Intervention de Manuel Valls

Réunion du 17 mars 2016 à 15h00
Protection de la nation — Rappel au règlement, amendement 14

Manuel Valls, Premier ministre :

Après le vote qui interviendra tout à l'heure à la Haute Assemblée, il faudra rapprocher les points de vue. Ce que j’ai voulu dire, hier, c’est que, sur les quatre points qui ont été inclus dans cet amendement, le chemin vers l’Assemblée nationale sera, sinon impossible – j’espère que ce ne sera pas le cas –, du moins difficile.

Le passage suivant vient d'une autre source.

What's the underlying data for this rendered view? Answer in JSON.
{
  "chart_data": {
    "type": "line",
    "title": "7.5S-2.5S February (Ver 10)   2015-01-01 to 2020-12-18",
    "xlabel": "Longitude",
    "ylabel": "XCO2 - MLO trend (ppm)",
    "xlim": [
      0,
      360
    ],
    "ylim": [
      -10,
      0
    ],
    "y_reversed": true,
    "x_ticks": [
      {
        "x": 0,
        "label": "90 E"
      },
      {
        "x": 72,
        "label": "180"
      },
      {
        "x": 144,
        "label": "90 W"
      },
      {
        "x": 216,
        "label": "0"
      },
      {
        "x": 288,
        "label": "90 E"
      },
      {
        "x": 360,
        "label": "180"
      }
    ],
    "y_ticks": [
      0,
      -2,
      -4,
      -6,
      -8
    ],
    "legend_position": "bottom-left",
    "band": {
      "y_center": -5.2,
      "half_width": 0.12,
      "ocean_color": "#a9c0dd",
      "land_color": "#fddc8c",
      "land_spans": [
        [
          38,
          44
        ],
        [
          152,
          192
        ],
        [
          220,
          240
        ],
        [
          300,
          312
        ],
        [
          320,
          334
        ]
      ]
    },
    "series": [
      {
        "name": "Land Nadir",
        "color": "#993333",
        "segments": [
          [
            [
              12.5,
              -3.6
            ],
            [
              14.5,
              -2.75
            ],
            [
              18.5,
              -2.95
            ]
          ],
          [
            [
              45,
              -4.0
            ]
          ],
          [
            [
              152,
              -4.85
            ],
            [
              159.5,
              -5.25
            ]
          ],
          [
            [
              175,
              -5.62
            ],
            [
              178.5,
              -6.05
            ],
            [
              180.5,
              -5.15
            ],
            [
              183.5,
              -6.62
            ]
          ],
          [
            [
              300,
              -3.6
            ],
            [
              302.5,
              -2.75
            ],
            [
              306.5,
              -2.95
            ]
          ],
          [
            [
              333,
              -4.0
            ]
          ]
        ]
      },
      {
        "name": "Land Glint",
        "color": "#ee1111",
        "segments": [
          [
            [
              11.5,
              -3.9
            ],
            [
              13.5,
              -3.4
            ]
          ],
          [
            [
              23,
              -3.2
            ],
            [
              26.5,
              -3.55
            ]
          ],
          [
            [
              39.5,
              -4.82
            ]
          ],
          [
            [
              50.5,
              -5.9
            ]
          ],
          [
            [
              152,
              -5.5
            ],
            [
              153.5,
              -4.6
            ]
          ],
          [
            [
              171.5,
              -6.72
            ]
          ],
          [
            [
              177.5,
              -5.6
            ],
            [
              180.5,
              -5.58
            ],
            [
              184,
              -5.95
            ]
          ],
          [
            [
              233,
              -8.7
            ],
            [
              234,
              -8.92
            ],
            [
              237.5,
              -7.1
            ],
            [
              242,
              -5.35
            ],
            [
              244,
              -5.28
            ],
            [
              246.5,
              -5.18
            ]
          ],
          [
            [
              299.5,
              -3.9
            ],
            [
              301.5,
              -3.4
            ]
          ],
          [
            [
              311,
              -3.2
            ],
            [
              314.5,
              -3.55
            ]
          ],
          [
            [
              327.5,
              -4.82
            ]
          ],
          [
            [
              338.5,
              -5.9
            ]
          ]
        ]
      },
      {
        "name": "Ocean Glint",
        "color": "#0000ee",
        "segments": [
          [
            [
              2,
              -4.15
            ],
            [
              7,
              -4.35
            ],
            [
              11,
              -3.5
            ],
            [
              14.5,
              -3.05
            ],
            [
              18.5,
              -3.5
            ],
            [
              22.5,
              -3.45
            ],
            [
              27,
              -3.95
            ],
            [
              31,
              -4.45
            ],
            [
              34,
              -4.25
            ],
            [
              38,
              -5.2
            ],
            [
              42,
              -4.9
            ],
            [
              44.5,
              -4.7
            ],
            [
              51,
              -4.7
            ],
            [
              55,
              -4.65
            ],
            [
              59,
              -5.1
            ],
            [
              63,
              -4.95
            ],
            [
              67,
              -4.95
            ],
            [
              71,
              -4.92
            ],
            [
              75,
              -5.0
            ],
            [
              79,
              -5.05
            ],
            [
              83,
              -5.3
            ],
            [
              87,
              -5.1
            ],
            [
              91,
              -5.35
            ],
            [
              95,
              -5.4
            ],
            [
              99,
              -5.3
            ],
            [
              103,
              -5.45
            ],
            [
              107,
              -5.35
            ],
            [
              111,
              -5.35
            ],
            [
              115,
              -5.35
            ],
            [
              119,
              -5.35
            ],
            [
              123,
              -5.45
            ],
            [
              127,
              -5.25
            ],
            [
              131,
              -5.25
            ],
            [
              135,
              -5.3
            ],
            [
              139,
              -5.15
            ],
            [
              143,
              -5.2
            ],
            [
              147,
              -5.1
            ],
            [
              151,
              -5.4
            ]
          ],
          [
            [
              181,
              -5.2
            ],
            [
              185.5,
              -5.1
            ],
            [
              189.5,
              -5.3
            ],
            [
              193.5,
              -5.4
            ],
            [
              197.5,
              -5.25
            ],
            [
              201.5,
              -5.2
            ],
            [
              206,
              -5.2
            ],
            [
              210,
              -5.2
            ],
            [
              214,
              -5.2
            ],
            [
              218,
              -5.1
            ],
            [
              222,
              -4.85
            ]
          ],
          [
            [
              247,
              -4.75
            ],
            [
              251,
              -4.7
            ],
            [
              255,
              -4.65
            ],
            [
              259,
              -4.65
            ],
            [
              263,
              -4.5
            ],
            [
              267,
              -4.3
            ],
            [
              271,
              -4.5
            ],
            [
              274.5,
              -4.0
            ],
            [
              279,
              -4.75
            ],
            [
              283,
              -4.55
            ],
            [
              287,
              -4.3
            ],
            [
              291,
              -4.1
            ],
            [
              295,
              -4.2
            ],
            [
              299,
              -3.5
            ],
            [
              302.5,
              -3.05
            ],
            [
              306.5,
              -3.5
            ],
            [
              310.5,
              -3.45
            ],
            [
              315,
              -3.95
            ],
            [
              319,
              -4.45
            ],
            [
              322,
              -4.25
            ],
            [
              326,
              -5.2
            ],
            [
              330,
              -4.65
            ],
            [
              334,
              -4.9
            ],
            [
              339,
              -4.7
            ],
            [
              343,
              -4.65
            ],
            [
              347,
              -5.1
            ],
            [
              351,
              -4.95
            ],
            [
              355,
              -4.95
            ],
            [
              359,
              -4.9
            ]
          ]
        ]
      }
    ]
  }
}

Non, hier, je n’ai pas fait de provocation. J’ai tout simplement voulu dire ce que nous pensions, nous, des points de l’amendement adoptés par votre commission des lois, compte tenu du débat qui a eu lieu à l’Assemblée nationale.

Oui, les débats à l’Assemblée nationale ont été difficiles, et d'abord au sein de ma famille politique. Mais, parce qu’il ne pouvait en être autrement, je n’ai pas cessé de bâtir un compromis entre, d’une part, la majorité des députés de gauche, socialistes et radicaux, et, de l’autre, ceux de l’UDI et du groupe Les Républicains, pour rassembler une majorité des trois cinquièmes, non pas pour l’imposer au Sénat, mais pour avancer – sauf erreur de ma part, je sais qu’il n’y aura pas ici, et ce n’est pas le sens d’une réforme constitutionnelle à ce stade, de majorité des trois cinquièmes autour de la proposition de M. le rapporteur.

Hier, j’ai uniquement voulu mettre en garde contre le fait que le chemin serait long et difficile pour rapprocher les positions du Sénat et de l’Assemblée nationale, si vous votez l’amendement tel qu’il vous est proposé, ce qui, mesdames, messieurs les sénateurs, est votre droit le plus strict. Connaissant le fond des débats, je sais que ce ne sera pas chose aisée…

Je vais reprendre, avec des mots plus élégants, ce qu’a dit M. Malhuret. Le 16 novembre dernier, le Président de la République a pris une position. Le 23 décembre, le conseil des ministres, sur ma proposition, a adopté le texte initial. Le 31 décembre, le Président de la République, à l’occasion de ses vœux aux Français, a déclaré que, sur ce sujet, il appartenait aux parlementaires de prendre leurs responsabilités et de jouer leur rôle de constituant. C’est ce qu’a fait le Parlement ! Vous rappelez sans cesse la position initiale du Président de la République… Mais le Gouvernement et l’Assemblée nationale ont bâti un compromis, que le chef de l’État, comme vous pouvez l’imaginer, a suivi avec attention.

Après votre vote, si nous partageons la même idée de la Nation et si vous souhaitez considérer avec nous que la déchéance, loin d’être une réponse au terrorisme, vise à affirmer avec force cette conception de la Nation, il nous appartiendra d’avancer ensemble. De ce point de vue, le contenu de l’amendement n° 14 rend les choses complexes.

Je ne veux pas répéter ce que j’ai déjà eu l’occasion de dire hier, mais, pour que les choses soient bien claires, j’estime que la multiplication des navettes et l'enlisement du débat auront pour effet de ridiculiser le Parlement – pour l’heure, le débat ne peut se prolonger éternellement, puisque nous sommes contraints par des délais constitutionnels.

Or les Français ont bien compris qu’il fallait, premièrement, constitutionnaliser l’état d'urgence pour l’asseoir dans notre droit et, deuxièmement, inscrire dans la loi fondamentale la déchéance pour ceux qui déchirent le pacte national.

Tel est l’état d’esprit dans lequel le Gouvernement veut pouvoir avancer.

Nous aurions préféré que cet amendement comporte plus d’éléments permettant de rapprocher les points de vue. Ce n’est pas votre choix, mais je reste convaincu que, si vous en avez la volonté, nous pourrons avancer ensemble. En tout état de cause, c’est la méthode que, pour notre part, nous continuerons à suivre, en vue de parvenir à un accord.